Joplin opera performed with spirit

April 19, 1993|By Stephen Wigler | Stephen Wigler,Music Critic

In "Treemonisha" (1911) Scott Joplin tried to write a "real" opera. That is to say that Joplin, the African-American whose ragtime music had conquered the world, attempted to write an opera in the European sense. And his own libretto -- the story of a young girl who teaches her people that education can liberate them from superstition and misery -- expressed what he considered the ideals of his race. The European aspects of "Treemonisha" are the weakest things about it. Some of the extended solos are much too long, the libretto about former slaves in 1880s' Arkansas is pretty bad, and some of the music sounds like watered-down Dvorak.

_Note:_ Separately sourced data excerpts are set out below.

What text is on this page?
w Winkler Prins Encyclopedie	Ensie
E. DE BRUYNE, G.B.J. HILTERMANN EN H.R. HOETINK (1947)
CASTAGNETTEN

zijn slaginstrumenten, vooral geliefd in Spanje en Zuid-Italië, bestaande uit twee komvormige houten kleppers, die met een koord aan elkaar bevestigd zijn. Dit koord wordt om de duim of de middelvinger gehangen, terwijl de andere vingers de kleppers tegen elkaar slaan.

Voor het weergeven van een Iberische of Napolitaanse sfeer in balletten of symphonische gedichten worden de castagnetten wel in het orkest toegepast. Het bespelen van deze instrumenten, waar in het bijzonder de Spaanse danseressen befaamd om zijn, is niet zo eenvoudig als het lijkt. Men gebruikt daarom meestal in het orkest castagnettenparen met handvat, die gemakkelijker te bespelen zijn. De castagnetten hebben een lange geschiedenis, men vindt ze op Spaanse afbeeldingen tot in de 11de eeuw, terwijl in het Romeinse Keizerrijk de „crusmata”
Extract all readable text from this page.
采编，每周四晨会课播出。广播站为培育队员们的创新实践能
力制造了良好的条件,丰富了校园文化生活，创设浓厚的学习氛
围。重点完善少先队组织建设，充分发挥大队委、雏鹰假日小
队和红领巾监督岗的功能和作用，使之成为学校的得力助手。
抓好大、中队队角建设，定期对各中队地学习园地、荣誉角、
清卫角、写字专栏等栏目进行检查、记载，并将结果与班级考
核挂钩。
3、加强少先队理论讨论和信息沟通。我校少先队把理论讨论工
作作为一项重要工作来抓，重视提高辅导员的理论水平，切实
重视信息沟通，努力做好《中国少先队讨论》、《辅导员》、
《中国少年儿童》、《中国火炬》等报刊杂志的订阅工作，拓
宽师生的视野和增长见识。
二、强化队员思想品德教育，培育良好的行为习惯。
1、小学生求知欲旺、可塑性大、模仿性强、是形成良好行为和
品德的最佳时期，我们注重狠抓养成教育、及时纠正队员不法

But fortunately, as a performance of "Treemonisha" by the Municipal Opera Company of Baltimore at Baltimore City Community College Friday and Saturday indicated, Joplin could not escape his roots. Those roots were African-American -- the world of folk tunes and spirituals, of ragtime and syncopation, of sad melody and revival-meeting outbursts, even of barber-shop quartets and ballads. If it is even less of an opera in the traditional sense than Gershwin's "Porgy and Bess," "Treemonisha" is an often wonderful piece. Joplin's theatrical experience may have been limited -- he never got "Treemonisha" staged during his lifetime (1868-1917) and an earlier, unprod -uced opera, "A Guest of Honor," has been lost -- but no one ever closed a curtain better. Each finale -- the revival-like "Good Advice" that closes Act I, the spiritual-like ending of Act II, "Aunt Dinah Has Blowed de Horn" and the exultant, swinging "A Real Slow Drag" that ends the piece -- is the work of a genius.

The Municipal Opera is a semi-professional company with limited resources, and not all of the voices in this production of "Treemonisha" were memorable, but the performances were energetic and committed and deserved the enthusiastic response they received. Outstanding in Friday's cast were Jocelyn Taylor, whose lyrical simplicity and beauty made her an almost ideal Treemonisha; Rodney Wing, whose rock-steady, beautiful bass-baritone voice shone as Parson Alltalk and Simon, and James Nathan Jones, who made a hilarious conjurer as Zodzetrick.

Ed Terry did a skillful job of directing his singer-actors, Jorge Gonzalez constructed handsome sets on what must have been a shoestring budget and conductor Charlene Moore-Cooper and her tiny orchestra (piano and four brass instruments) managed to convey some of the richness of the composer's score.